2002-01-13 - 11:16 p.m.

Let's say that you have been estranged from a friend for over 2 years. An event or belief has caused this rift. It's no one person's fault. It was just a difference of values and ethics. A chance meeting in a grocery store with a friend has culminated into a meeting with her and 2 others. Issues were skirted, subjects were avoided. Catching up on events were the main topics. Drinks were drunk, snacks were eaten and then it was time to go. Everyone left.

Fine. I'm not interested in having a superficial relationship with anyone right now. Or, "get to know her better" so then we can talk about the issue. What if we never talk about the issue? Our new friendship will be based on innuendos and clues? Or worse, on nothing at all.

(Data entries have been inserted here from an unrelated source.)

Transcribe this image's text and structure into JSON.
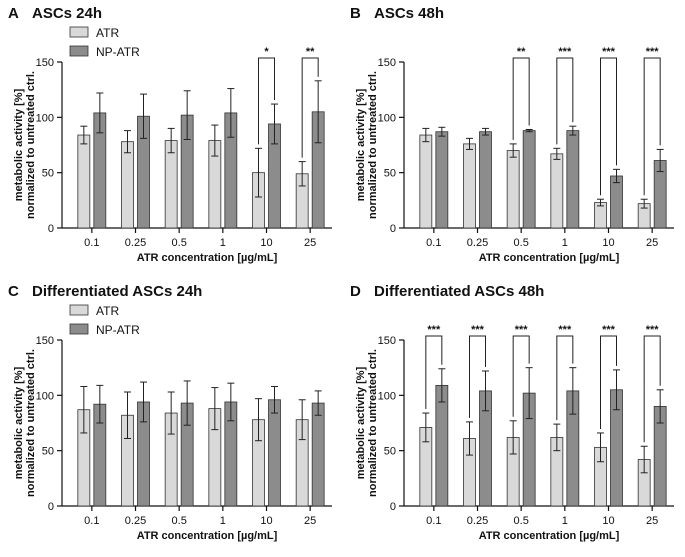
{
  "chart_data": [
    {
      "type": "bar",
      "panel_label": "A",
      "title": "ASCs 24h",
      "categories": [
        "0.1",
        "0.25",
        "0.5",
        "1",
        "10",
        "25"
      ],
      "series": [
        {
          "name": "ATR",
          "values": [
            84,
            78,
            79,
            79,
            50,
            49
          ],
          "errors": [
            8,
            10,
            11,
            14,
            22,
            11
          ],
          "color": "#d9d9d9"
        },
        {
          "name": "NP-ATR",
          "values": [
            104,
            101,
            102,
            104,
            94,
            105
          ],
          "errors": [
            18,
            20,
            22,
            22,
            18,
            28
          ],
          "color": "#8c8c8c"
        }
      ],
      "significance": [
        "",
        "",
        "",
        "",
        "*",
        "**"
      ],
      "legend_entries": [
        "ATR",
        "NP-ATR"
      ],
      "legend_position": "top-left",
      "xlabel": "ATR concentration [µg/mL]",
      "ylabel": [
        "metabolic activity [%]",
        "normalized to untreated ctrl."
      ],
      "ylim": [
        0,
        150
      ],
      "yticks": [
        "0",
        "50",
        "100",
        "150"
      ]
    },
    {
      "type": "bar",
      "panel_label": "B",
      "title": "ASCs 48h",
      "categories": [
        "0.1",
        "0.25",
        "0.5",
        "1",
        "10",
        "25"
      ],
      "series": [
        {
          "name": "ATR",
          "values": [
            84,
            76,
            70,
            67,
            23,
            22
          ],
          "errors": [
            6,
            5,
            6,
            5,
            3,
            4
          ],
          "color": "#d9d9d9"
        },
        {
          "name": "NP-ATR",
          "values": [
            87,
            87,
            88,
            88,
            47,
            61
          ],
          "errors": [
            4,
            3,
            1,
            4,
            6,
            10
          ],
          "color": "#8c8c8c"
        }
      ],
      "significance": [
        "",
        "",
        "**",
        "***",
        "***",
        "***"
      ],
      "xlabel": "ATR concentration [µg/mL]",
      "ylabel": [
        "metabolic activity [%]",
        "normalized to untreated ctrl."
      ],
      "ylim": [
        0,
        150
      ],
      "yticks": [
        "0",
        "50",
        "100",
        "150"
      ]
    },
    {
      "type": "bar",
      "panel_label": "C",
      "title": "Differentiated ASCs 24h",
      "categories": [
        "0.1",
        "0.25",
        "0.5",
        "1",
        "10",
        "25"
      ],
      "series": [
        {
          "name": "ATR",
          "values": [
            87,
            82,
            84,
            88,
            78,
            78
          ],
          "errors": [
            21,
            21,
            19,
            19,
            19,
            18
          ],
          "color": "#d9d9d9"
        },
        {
          "name": "NP-ATR",
          "values": [
            92,
            94,
            93,
            94,
            96,
            93
          ],
          "errors": [
            17,
            18,
            20,
            17,
            12,
            11
          ],
          "color": "#8c8c8c"
        }
      ],
      "significance": [
        "",
        "",
        "",
        "",
        "",
        ""
      ],
      "legend_entries": [
        "ATR",
        "NP-ATR"
      ],
      "legend_position": "top-left",
      "xlabel": "ATR concentration [µg/mL]",
      "ylabel": [
        "metabolic activity [%]",
        "normalized to untreated ctrl."
      ],
      "ylim": [
        0,
        150
      ],
      "yticks": [
        "0",
        "50",
        "100",
        "150"
      ]
    },
    {
      "type": "bar",
      "panel_label": "D",
      "title": "Differentiated ASCs 48h",
      "categories": [
        "0.1",
        "0.25",
        "0.5",
        "1",
        "10",
        "25"
      ],
      "series": [
        {
          "name": "ATR",
          "values": [
            71,
            61,
            62,
            62,
            53,
            42
          ],
          "errors": [
            13,
            15,
            15,
            12,
            13,
            12
          ],
          "color": "#d9d9d9"
        },
        {
          "name": "NP-ATR",
          "values": [
            109,
            104,
            102,
            104,
            105,
            90
          ],
          "errors": [
            15,
            18,
            23,
            21,
            18,
            15
          ],
          "color": "#8c8c8c"
        }
      ],
      "significance": [
        "***",
        "***",
        "***",
        "***",
        "***",
        "***"
      ],
      "xlabel": "ATR concentration [µg/mL]",
      "ylabel": [
        "metabolic activity [%]",
        "normalized to untreated ctrl."
      ],
      "ylim": [
        0,
        150
      ],
      "yticks": [
        "0",
        "50",
        "100",
        "150"
      ]
    }
  ]
}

It is too much drama for me. I don't want to have relationships where topics are changed because they are uncomfortable. Or, hope things turn out for the best. Yes, she is fun and interesting and smart. Yes, I miss the times when we would share stories and discuss writing and our futures. But, that doesn't mean I am going to pretend nothing happened to have that back - or wait for an "opportune time" to discuss it. As I have gotten older, I have pared my relationships away to the ones who I care about and are honest (except of course my family, which I should have never gotten back involved with). It is unfortunate that my opinion is different from the two men I love. Perhaps they see me as being difficult. I am just trying to preserve my health and sanity, which sometimes feel very precarious.